Several prominent Rohingya activists have had their social media posts deleted and accounts shut down in what is believed to be a coordinated campaign targeting Rohingya supporters.
A prominent Rohingya activist based in Saudi Arabia – Shah Hossain- has been running a Facebook page since 2010. He was shocked when various posts were deleted which raised awareness about the ongoing genocide against Rohingya Muslims by the Myanmar army and Buddhist militias.
Mr Hossain also runs a popular YouTube channel called Arakan News Agency which has nearly 60,000 subscribers.
He told the BBC: “There were nearly 60,000 subscribers and suddenly YouTube deleted that channel. That is not what we were expecting from social media. We were trying to highlight our issue but social media platforms are blocking us.”
Facebook removed some of Mr Hossain’s posts for being too graphic, but he claims they complied with Facebook’s guidelines and were shared for education purposes.
However, it appears these are not isolated incidents.
A Germany-based Rohingya activist, Nay San Lwin, runs a network of local activists in Rakhine state. Mr Lwin usually posts comments in Burmese on his Facebook page highlighting what is actually happening on the ground.

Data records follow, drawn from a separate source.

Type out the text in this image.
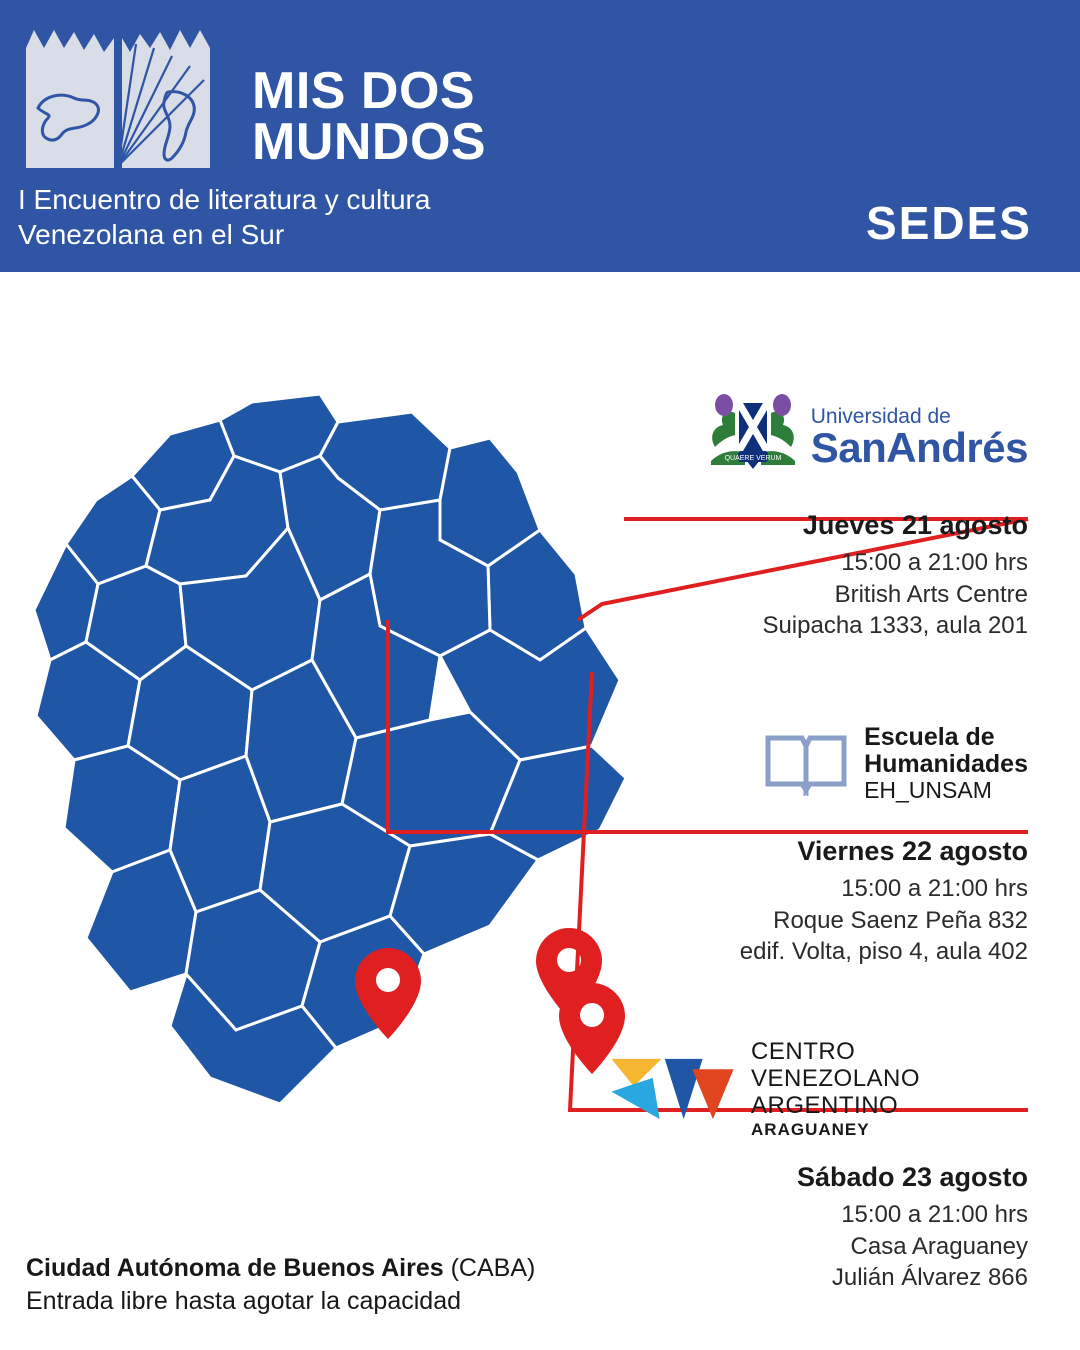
MIS DOS
MUNDOS
I Encuentro de literatura y cultura
Venezolana en el Sur	SEDES
QUAERE VERUM
Universidad de
SanAndrés
Jueves 21 agosto
15:00 a 21:00 hrs
British Arts Centre
Suipacha 1333, aula 201
Escuela de
Humanidades
EH_UNSAM
Viernes 22 agosto
15:00 a 21:00 hrs
Roque Saenz Peña 832
edif. Volta, piso 4, aula 402
CENTRO
VENEZOLANO ARGENTINO
ARAGUANEY
Sábado 23 agosto
15:00 a 21:00 hrs
Casa Araguaney
Julián Álvarez 866
Ciudad Autónoma de Buenos Aires (CABA)
Entrada libre hasta agotar la capacidad
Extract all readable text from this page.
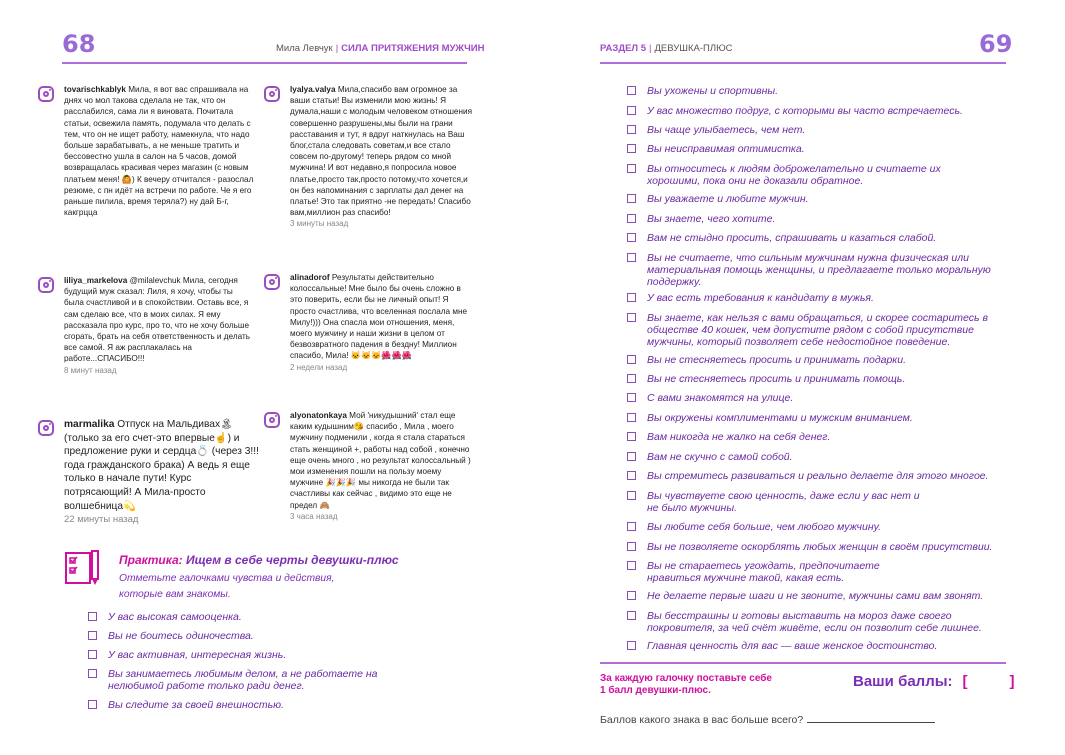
68	Мила Левчук | СИЛА ПРИТЯЖЕНИЯ МУЖЧИН
tovarischkablyk Мила, я вот вас спрашивала на днях чо мол такова сделала не так, что он расслабился, сама ли я виновата. Почитала статьи, освежила память, подумала что делать с тем, что он не ищет работу, намекнула, что надо больше зарабатывать, а не меньше тратить и бессовестно ушла в салон на 5 часов, домой возвращалась красивая через магазин (с новым платьем меня! 🙆) К вечеру отчитался - разослал резюме, с пн идёт на встречи по работе. Че я его раньше пилила, время теряла?) ну дай Б-г, какгрцца
lyalya.valya Мила,спасибо вам огромное за ваши статьи! Вы изменили мою жизнь! Я думала,наши с молодым человеком отношения совершенно разрушены,мы были на грани расставания и тут, я вдруг наткнулась на Ваш блог,стала следовать советам,и все стало совсем по-другому! теперь рядом со мной мужчина! И вот недавно,я попросила новое платье,просто так,просто потому,что хочется,и он без напоминания с зарплаты дал денег на платье! Это так приятно -не передать! Спасибо вам,миллион раз спасибо!
3 минуты назад
liliya_markelova @milalevchuk Мила, сегодня будущий муж сказал: Лиля, я хочу, чтобы ты была счастливой и в спокойствии. Оставь все, я сам сделаю все, что в моих силах. Я ему рассказала про курс, про то, что не хочу больше сгорать, брать на себя ответственность и делать все самой. Я аж расплакалась на работе...СПАСИБО!!!
8 минут назад
alinadorof Результаты действительно колоссальные! Мне было бы очень сложно в это поверить, если бы не личный опыт! Я просто счастлива, что вселенная послала мне Милу!))) Она спасла мои отношения, меня, моего мужчину и наши жизни в целом от безвозвратного падения в бездну! Миллион спасибо, Мила! 🐱🐱🐱🌺🌺🌺
2 недели назад
marmalika Отпуск на Мальдивах🏝 (только за его счет-это впервые☝) и предложение руки и сердца💍 (через 3!!! года гражданского брака) А ведь я еще только в начале пути! Курс потрясающий! А Мила-просто волшебница💫
22 минуты назад
alyonatonkaya Мой 'никудышний' стал еще каким кудышним😘 спасибо , Мила , моего мужчину подменили , когда я стала стараться стать женщиной +, работы над собой , конечно еще очень много , но результат колоссальный ) мои изменения пошли на пользу моему мужчине 🎉🎉🎉 мы никогда не были так счастливы как сейчас , видимо это еще не предел 🙈
3 часа назад
Практика: Ищем в себе черты девушки-плюс
Отметьте галочками чувства и действия,
которые вам знакомы.
У вас высокая самооценка.
Вы не боитесь одиночества.
У вас активная, интересная жизнь.
Вы занимаетесь любимым делом, а не работаете на нелюбимой работе только ради денег.
Вы следите за своей внешностью.
РАЗДЕЛ 5 | ДЕВУШКА-ПЛЮС	69
Вы ухожены и спортивны.
У вас множество подруг, с которыми вы часто встречаетесь.
Вы чаще улыбаетесь, чем нет.
Вы неисправимая оптимистка.
Вы относитесь к людям доброжелательно и считаете их хорошими, пока они не доказали обратное.
Вы уважаете и любите мужчин.
Вы знаете, чего хотите.
Вам не стыдно просить, спрашивать и казаться слабой.
Вы не считаете, что сильным мужчинам нужна физическая или материальная помощь женщины, и предлагаете только моральную поддержку.
У вас есть требования к кандидату в мужья.
Вы знаете, как нельзя с вами обращаться, и скорее состаритесь в обществе 40 кошек, чем допустите рядом с собой присутствие мужчины, который позволяет себе недостойное поведение.
Вы не стесняетесь просить и принимать подарки.
Вы не стесняетесь просить и принимать помощь.
С вами знакомятся на улице.
Вы окружены комплиментами и мужским вниманием.
Вам никогда не жалко на себя денег.
Вам не скучно с самой собой.
Вы стремитесь развиваться и реально делаете для этого многое.
Вы чувствуете свою ценность, даже если у вас нет и не было мужчины.
Вы любите себя больше, чем любого мужчину.
Вы не позволяете оскорблять любых женщин в своём присутствии.
Вы не стараетесь угождать, предпочитаете нравиться мужчине такой, какая есть.
Не делаете первые шаги и не звоните, мужчины сами вам звонят.
Вы бесстрашны и готовы выставить на мороз даже своего покровителя, за чей счёт живёте, если он позволит себе лишнее.
Главная ценность для вас — ваше женское достоинство.
За каждую галочку поставьте себе
1 балл девушки-плюс.
Ваши баллы: [	]
Баллов какого знака в вас больше всего?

Mr Lwin stressed that non-graphic text-only posts which hinted allegations against the Myanmar army have been deleted.
He told the BBC: “My colleague based in Kuala Lumpur was posting very simple news [items] in English.”“Those were removed by Facebook and his account was frozen for 72 hours.” Not only that but also this Malaysian activist received threats: “They have sent me death threats because I am posting all this information on my Facebook page.”
Mr Lwin concludes that the removal of these posts is a strategic campaign concocted by government supporters to suppress Rohingya voice online. Human rights groups came to a similar conclusion; however, such accusations are hard to prove.
Amnesty International’s Burma researcher – Laura Haigh- emphasised that the rationale behind these abridgements is ambiguous: “It’s all part of a propaganda war that’s going on behind the scenes here.”